26/09/2025
El-Aîd Thamoqran’t : Entre Tradition, Joie et Vie Villageoise en Kabylie
El-Aîd Thamoqran’t est, pour l’Islam sunnite, la plus grande fête religieuse. Elle célèbre l’accomplissement du cinquième pilier de l’Islam : le pèlerinage à la Mecque. Par le sacrifice du mouton, elle perpétue la mémoire de Sidna Ibrahim El Khalil, auquel Dieu avait demandé d’immoler son fils, Sidna Ismaïl. Mais, face à sa soumission exemplaire, Allah, dans sa miséricorde, ordonna qu’un bélier du Paradis soit sacrifié à la place de l’enfant. Ce geste est depuis élevé au rang de Sunna sûre et véridique (Mouäkada).
Comme pour El-Aid Thamachtouhth, El-Aid Thamoqran’t commence la veille avec Thasouiqth, le jour du marché. C’est une journée unique, pleine de vie et de couleurs. Les enfants, vêtus de neuf, courent et crient dans les rues, tandis que les femmes, libérées de la présence masculine, prennent possession du village.
Seuls quelques vieillards restent pour palabrer à l’ombre du vieux frêne, près de l’aire à battre. Les femmes, parées de tissus éclatants, règnent sans partage. Dans la Djemaa, les youyous retentissent, et elles se rendent avec dévotion à la Ziara, pour renouveler leurs prières et formules adressées au saint gardien de Thadarth, espérant voir leurs souhaits se réaliser.
La demi-journée s’écoule vite, et le retour des hommes annonce la fin de cette autonomie féminine. Les femmes regagnent leurs maisons, rient et s’apprêtent à accueillir leurs maris. Les hommes, quant à eux, déballent les achats du marché, laissant les épouses gérer leur usage.
Le soir, au souper de Thasouiqth (Imensi n’Tasouiqth), Thamgharth et ses brus préparent un couscous accompagné de viande de bœuf, auquel sont conviées les tantes paternelles et les filles mariées. L’ambiance est joyeuse et familiale.
Le lendemain, jour de l’Aïd, après la prière, le sacrifice du mouton est un moment attendu par tous, en particulier par les enfants qui guettent la vessie gonflée pour en faire un ballon. Les hommes s’occupent de la carcasse, tandis que les femmes et les filles partagent les tâches : lavage des tripes, grillade de la tête et des pattes (Bouzellouf), préparation des galettes pour le repas de midi. L’odeur de la viande brûlée envahit le village, et l’instinct primaire de la fête carnée prend parfois le pas sur la dimension religieuse de l’Aïd.

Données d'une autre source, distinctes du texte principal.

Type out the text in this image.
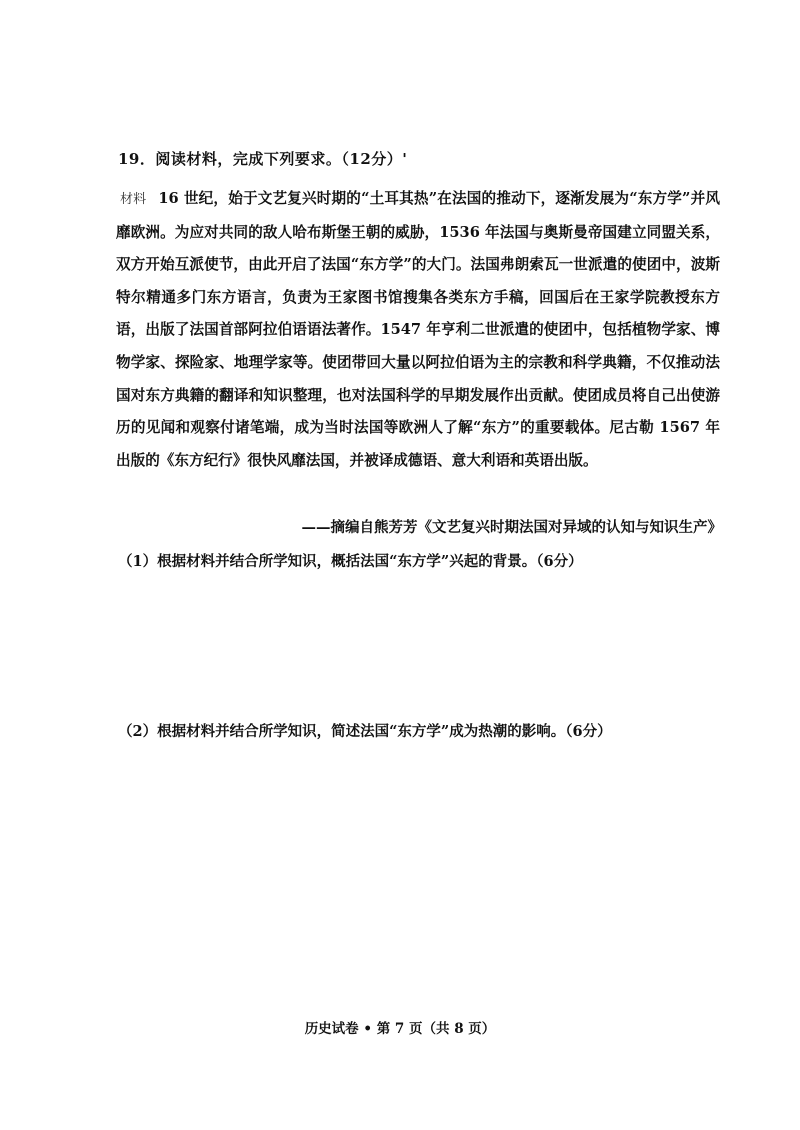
19．阅读材料，完成下列要求。（12分）'
材料 16 世纪，始于文艺复兴时期的“土耳其热”在法国的推动下，逐渐发展为“东方学”并风靡欧洲。为应对共同的敌人哈布斯堡王朝的威胁，1536 年法国与奥斯曼帝国建立同盟关系，双方开始互派使节，由此开启了法国“东方学”的大门。法国弗朗索瓦一世派遣的使团中，波斯特尔精通多门东方语言，负责为王家图书馆搜集各类东方手稿，回国后在王家学院教授东方语，出版了法国首部阿拉伯语语法著作。1547 年亨利二世派遣的使团中，包括植物学家、博物学家、探险家、地理学家等。使团带回大量以阿拉伯语为主的宗教和科学典籍，不仅推动法国对东方典籍的翻译和知识整理，也对法国科学的早期发展作出贡献。使团成员将自己出使游历的见闻和观察付诸笔端，成为当时法国等欧洲人了解“东方”的重要载体。尼古勒 1567 年出版的《东方纪行》很快风靡法国，并被译成德语、意大利语和英语出版。
——摘编自熊芳芳《文艺复兴时期法国对异域的认知与知识生产》
（1）根据材料并结合所学知识，概括法国“东方学”兴起的背景。（6分）
（2）根据材料并结合所学知识，简述法国“东方学”成为热潮的影响。（6分）
历史试卷 • 第 7 页（共 8 页）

À midi, la famille se rassemble autour d’un repas copieux : grillades, foie, cœur, rognons, œufs durs, galettes chaudes arrosées d’huile d’olive. Ensuite, l’homme, burnous blanc sur les épaules, se rend lentement à la Djemaa pour vanter la qualité de son mouton. Les dialogues fusent :
- Yelha kra ikerik ? demande un cousin.
- Ikeriw ? Mazal ouryarziyara, aksoumiss dhayafk !
- Oula dh’nek yâani elhamdoulilah, dh’ikeri entikhssiw, nek ithidirabane !
- Al âid at’âadi am’addhou, awid kane lahna dh’essaha.
- Anâam, adyafk rebbi lahna. Inchaallah ar qavel mathoufayaghd !
- Inchaallah agh’daf dh’ilkhir.
Les discussions s’éternisent dans la Djemaa, tandis que les femmes poursuivent la préparation du dîner : couscous à la tête et aux pattes de mouton, sauce blanche bien grasse. Le lendemain, ce sont les tripes (Thifwadhine) qui sont dégustées.
Deux jours après l’Aïd, vient le moment de Anegzoum Imaslakh, le dépeçage minutieux de la carcasse. Chaque partie de la viande est soigneusement attribuée : salée et séchée pour l’Achoura, offerte aux nécessiteux, ou réservée pour des couscous et plats familiaux. Les morceaux nobles, comme le cou (Thizli) et la queue, sont des exclusivités réservées au mari.
Le dernier souper de l’Aïd (Imensi Ounagzoum-Imaslakh) rassemble encore une fois la famille dans la joie, marquant la clôture des festivités. Les parents visitent ensuite leurs filles mariées hors du village, leur offrant une épaule de mouton, des beignets, et, discrètement, un billet de banque, symbole d’affection et de soutien.
À la fin, il ne reste de la fête que la peau du mouton, soigneusement salée et conservée, comme souvenir tangible d’un moment de joie, de dévotion et de traditions transmises de génération en génération.
Bonne fête à tous, et à l’année prochaine, Inchaa-Allah !
Source : Quelques Us et Coutumes de Kabylie, recueil inédit de Youcef AIT-MOHAND, Béjaia, octobre 2011.